Within the world of financial regulatory initiatives, housing finance reform has been a key area of interest for fixed income investors. For decades, short-term cash investors have relied heavily on an ample supply of highly liquid discount notes and coupon bonds from the housing government sponsored enterprises (GSEs). However, the introduction of the Johnson-Crapo Senate bill in March 2014 may bring GSE reform one step closer to its final outcome and it may further curtail debt issuance from two of the GSEs, namely Fannie Mae (FNMA) and Freddie Mac (FHLMC). Although the process of winding down Fannie and Freddie may take years to complete, the shrinking of supply of GSE issuance in the short-term funding market may be the first major development to impact investors.
The Johnson-Crapo Legislation
On March 16, 2014, Senate Banking Committee Chairman Tim Johnson (D-South Dakota) and Ranking Member Mike Crapo (R-Idaho) unveiled a bill to reform housing finance after a broad agreement was reached amongst Committee members.

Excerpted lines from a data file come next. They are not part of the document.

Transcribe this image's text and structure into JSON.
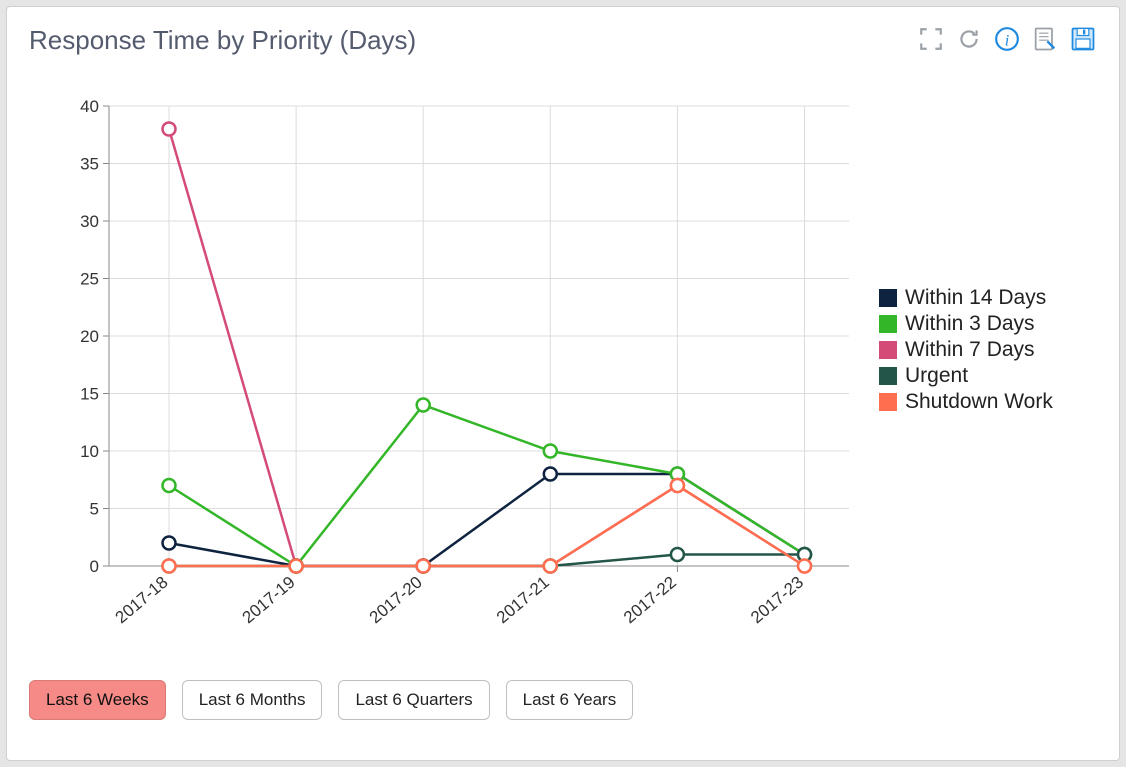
{
  "title": "Response Time by Priority (Days)",
  "toolbar": {
    "fullscreen": "fullscreen",
    "refresh": "refresh",
    "info": "info",
    "edit": "edit",
    "save": "save"
  },
  "chart_data": {
    "type": "line",
    "categories": [
      "2017-18",
      "2017-19",
      "2017-20",
      "2017-21",
      "2017-22",
      "2017-23"
    ],
    "series": [
      {
        "name": "Within 14 Days",
        "color": "#0e233f",
        "values": [
          2,
          0,
          0,
          8,
          8,
          1
        ]
      },
      {
        "name": "Within 3 Days",
        "color": "#33b728",
        "values": [
          7,
          0,
          14,
          10,
          8,
          1
        ]
      },
      {
        "name": "Within 7 Days",
        "color": "#d44b77",
        "values": [
          38,
          0,
          0,
          0,
          7,
          0
        ]
      },
      {
        "name": "Urgent",
        "color": "#235548",
        "values": [
          0,
          0,
          0,
          0,
          1,
          1
        ]
      },
      {
        "name": "Shutdown Work",
        "color": "#ff6e4f",
        "values": [
          0,
          0,
          0,
          0,
          7,
          0
        ]
      }
    ],
    "ylim": [
      0,
      40
    ],
    "yticks": [
      0,
      5,
      10,
      15,
      20,
      25,
      30,
      35,
      40
    ],
    "xlabel": "",
    "ylabel": ""
  },
  "range_buttons": [
    {
      "label": "Last 6 Weeks",
      "active": true
    },
    {
      "label": "Last 6 Months",
      "active": false
    },
    {
      "label": "Last 6 Quarters",
      "active": false
    },
    {
      "label": "Last 6 Years",
      "active": false
    }
  ]
}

The Johnson-Crapo bill, fashioned after the Corker-Warner bill in 2013, is another concrete step towards resolving the long-term future of Fannie and Freddie which currently remain under the government’s conservatorship.
The bill, as proposed, will eliminate the two housing GSEs and a new Federal Mortgage Insurance Corporation (FMIC) will replace the firms’ current regulator Federal Housing Finance Agency (FHFA). The FMIC will provide reinsurance on new conforming mortgage loans and its mortgage insurance fund will provide explicit government guarantees to mortgage investors once an initial 10% loss is borne by private parties. Any shortfall in the insurance fund will be replenished by a $100 billion credit line from the U.S. Treasury, and ultimately recuperated through higher future guarantee fees. As the government winds down Fannie and Freddie over a five-year period, their outstanding GSE debt and mortgage backed securities will become explicit obligations of the U.S. Treasury.